Certo che è rimasto chi continua a farle! … e, come in tutte le tradizioni, in esse vanno ricercate motivazioni sociali ed economiche.
Fare la provvista di sugo di pomodoro, o per dirla alla pietramelarese, “fà ‘e buttiglie”, è una pratica sicuramente plurisecolare, dovuta alla necessità di poter contare su una consistente e continuativa disponibilità (per un anno intero in famiglia) della base per il condimento principale del nostro alimento base: la pasta.
Il pomodoro è un frutto che trae origine dalla zona dell'America centrale, compresa oggi tra i paesi del Messico e Perù. Gli Aztechi lo chiamarono "xitomatl". Alcuni affermarono che il pomodoro aveva proprietà afrodisiache, sarebbe questo il motivo per cui i francesi anticamente lo definivano "pomme d'amour", pomo d'amore. Questa radice è presente anche in Italia: in certi paesi dell'interno della Sicilia, è indicato anche con il nome di pùma-d'amùri (pomo dell'amore).
La data del suo arrivo in Europa è il 1540 quando lo spagnolo Hernán Cortés rientrò in patria e ne portò gli esemplari; ma la sua coltivazione e diffusione attese fino alla seconda metà del XVII secolo. Arrivò in Italia nel 1596 ma solo più tardi, trovando condizioni climatiche favorevoli nel sud del paese, si ha il viraggio del suo colore dall'originario e caratteristico colore oro, che diede appunto il nome alla pianta, all'attuale rosso, grazie a selezioni e innesti successivi.
Certo che oggi, rispetto a qualche decennio fa, il numero di famiglie in cui ancora la tradizione di “fà ‘e buttiglie” viene perpetuata è in drastico calo: la disponibilità di pomodoro fresco durante l’intero anno e l’accettabile rapporto prezzo/qualità dei sughi presenti sugli scaffali dei supermercati, hanno in qualche modo indotto il progressivo abbandono di tale tradizione.
Bisogna inoltre considerare che chi continua a “fà ‘e buttiglie” con l’obiettivo di consumare un alimento autoprodotto e pertanto sano, non deve ignorare che i pomodori del commercio provengono da aziende che non disdegnano pratiche agronomiche quali l’ormonizzazione per favorire la raccolta contemporanea di tutti i frutti presenti sulla pianta. Prima non era così: quando i pomodori venivano coltivati in famiglia essi venivano raccolti man mano che maturavano, in piccoli quantitativi, con il vantaggio di un frutto raccolto al punto in cui era ricchissimo in zuccheri e in altri preziosi apporti (vitamine, sali minerali e antiossidanti). Quelli di oggi sono solo rossi … ma non per questo maturi!
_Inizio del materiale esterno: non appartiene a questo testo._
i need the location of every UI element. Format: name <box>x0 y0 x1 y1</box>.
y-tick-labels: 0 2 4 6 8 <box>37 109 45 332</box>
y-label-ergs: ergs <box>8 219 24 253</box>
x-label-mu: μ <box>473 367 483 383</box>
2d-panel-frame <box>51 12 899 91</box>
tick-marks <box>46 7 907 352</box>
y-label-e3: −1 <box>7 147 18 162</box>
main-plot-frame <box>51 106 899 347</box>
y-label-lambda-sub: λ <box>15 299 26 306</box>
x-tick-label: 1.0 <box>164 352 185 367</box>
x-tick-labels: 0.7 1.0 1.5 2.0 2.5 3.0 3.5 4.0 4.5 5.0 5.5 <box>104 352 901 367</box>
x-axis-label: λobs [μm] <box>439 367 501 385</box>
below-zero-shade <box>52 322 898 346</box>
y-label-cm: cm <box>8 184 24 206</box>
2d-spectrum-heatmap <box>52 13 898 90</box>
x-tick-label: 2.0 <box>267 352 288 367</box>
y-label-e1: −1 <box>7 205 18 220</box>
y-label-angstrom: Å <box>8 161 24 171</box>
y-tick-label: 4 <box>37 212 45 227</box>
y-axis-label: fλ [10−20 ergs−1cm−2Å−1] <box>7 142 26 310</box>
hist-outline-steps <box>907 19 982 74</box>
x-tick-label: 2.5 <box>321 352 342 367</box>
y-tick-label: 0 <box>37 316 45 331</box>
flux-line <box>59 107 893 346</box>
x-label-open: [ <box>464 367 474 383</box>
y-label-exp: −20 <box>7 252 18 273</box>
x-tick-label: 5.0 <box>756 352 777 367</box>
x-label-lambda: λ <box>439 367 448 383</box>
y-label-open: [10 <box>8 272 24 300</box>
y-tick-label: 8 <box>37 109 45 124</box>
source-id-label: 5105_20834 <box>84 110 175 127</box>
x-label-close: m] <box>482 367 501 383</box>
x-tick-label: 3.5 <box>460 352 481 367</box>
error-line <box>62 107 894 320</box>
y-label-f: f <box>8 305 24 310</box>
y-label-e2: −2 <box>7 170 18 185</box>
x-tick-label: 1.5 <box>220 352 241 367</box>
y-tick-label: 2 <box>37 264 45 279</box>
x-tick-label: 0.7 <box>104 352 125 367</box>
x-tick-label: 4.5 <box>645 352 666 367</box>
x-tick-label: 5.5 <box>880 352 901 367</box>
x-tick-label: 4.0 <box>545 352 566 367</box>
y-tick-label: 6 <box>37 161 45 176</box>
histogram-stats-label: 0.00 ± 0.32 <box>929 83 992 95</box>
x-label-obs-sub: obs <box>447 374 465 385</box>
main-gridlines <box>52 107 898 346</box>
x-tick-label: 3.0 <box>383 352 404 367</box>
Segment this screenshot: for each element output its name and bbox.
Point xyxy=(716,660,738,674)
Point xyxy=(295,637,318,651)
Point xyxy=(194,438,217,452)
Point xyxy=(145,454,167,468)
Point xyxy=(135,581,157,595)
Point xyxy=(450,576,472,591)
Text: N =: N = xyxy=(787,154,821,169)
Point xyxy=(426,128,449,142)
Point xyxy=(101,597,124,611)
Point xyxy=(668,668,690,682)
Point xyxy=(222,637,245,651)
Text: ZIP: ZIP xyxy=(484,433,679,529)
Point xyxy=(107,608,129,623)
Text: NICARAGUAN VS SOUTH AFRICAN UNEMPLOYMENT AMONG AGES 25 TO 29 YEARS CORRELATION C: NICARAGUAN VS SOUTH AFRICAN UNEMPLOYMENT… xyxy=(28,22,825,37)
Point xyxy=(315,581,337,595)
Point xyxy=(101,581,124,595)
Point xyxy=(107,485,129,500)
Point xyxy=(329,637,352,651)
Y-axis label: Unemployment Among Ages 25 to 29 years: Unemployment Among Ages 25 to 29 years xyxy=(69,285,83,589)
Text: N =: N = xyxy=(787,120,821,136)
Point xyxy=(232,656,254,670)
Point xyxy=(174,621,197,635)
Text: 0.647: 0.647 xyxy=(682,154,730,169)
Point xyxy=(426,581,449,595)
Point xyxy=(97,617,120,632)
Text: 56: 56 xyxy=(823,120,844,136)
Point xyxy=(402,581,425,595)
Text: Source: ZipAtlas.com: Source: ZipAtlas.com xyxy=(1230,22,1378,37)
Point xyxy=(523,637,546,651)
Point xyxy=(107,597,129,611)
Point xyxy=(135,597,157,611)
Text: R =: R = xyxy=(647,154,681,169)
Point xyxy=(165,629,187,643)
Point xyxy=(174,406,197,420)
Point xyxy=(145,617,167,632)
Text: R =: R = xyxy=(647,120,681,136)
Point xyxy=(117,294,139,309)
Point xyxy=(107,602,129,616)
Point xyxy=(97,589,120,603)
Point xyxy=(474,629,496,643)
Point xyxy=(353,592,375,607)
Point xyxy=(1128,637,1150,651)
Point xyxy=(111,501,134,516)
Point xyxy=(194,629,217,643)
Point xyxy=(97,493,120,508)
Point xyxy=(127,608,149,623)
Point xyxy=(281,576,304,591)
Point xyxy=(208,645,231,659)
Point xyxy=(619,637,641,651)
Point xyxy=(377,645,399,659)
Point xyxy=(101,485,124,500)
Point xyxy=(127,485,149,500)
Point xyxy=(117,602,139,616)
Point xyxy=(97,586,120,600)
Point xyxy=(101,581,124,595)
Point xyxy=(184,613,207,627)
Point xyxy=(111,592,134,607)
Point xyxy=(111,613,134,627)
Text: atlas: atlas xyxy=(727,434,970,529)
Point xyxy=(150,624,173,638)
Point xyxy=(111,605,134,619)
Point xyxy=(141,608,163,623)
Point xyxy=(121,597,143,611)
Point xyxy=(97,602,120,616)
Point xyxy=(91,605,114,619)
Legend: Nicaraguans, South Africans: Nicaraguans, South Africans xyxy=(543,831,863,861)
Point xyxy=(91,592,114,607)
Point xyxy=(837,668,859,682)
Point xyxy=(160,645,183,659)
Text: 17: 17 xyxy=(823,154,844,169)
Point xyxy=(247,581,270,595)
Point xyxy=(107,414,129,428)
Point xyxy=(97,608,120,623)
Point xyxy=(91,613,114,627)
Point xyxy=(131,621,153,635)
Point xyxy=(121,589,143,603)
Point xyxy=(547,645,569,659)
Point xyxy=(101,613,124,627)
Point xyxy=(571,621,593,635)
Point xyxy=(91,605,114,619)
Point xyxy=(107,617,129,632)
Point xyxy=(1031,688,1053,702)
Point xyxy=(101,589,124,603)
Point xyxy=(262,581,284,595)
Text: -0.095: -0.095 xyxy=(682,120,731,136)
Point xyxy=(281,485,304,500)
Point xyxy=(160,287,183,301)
La “tecnologia” impiegata prevede varianti nel metodo di cottura: si va dal più diffuso “bagno maria”, alle bottiglie infornate, pratica ormai del tutto desueta, alla bottiglie “sott’ a cuperta”, metodo efficace ma alquanto pericoloso; le scuole di pensiero diverse rispetto a tale aspetto hanno dato luogo a interminabili dispute fra massaie.
La tradizione di fare le bottiglie, tuttavia racchiude un portato che sa di vicinato, di rapporti familiari e quando ci si riunisce per dare una mano essa viene ricambiata, a stretto giro, dopo qualche giorno; qualcuno che vive fuori cerca ancora di abbinare il rientro estivo per le ferie in paese, alla possibilità di recare con se le bottiglie appena fatte, perché quel sapore anche in luoghi lontani ricorda l’infanzia ed evoca affetti e rapporti troncati dalla necessità quotidiana.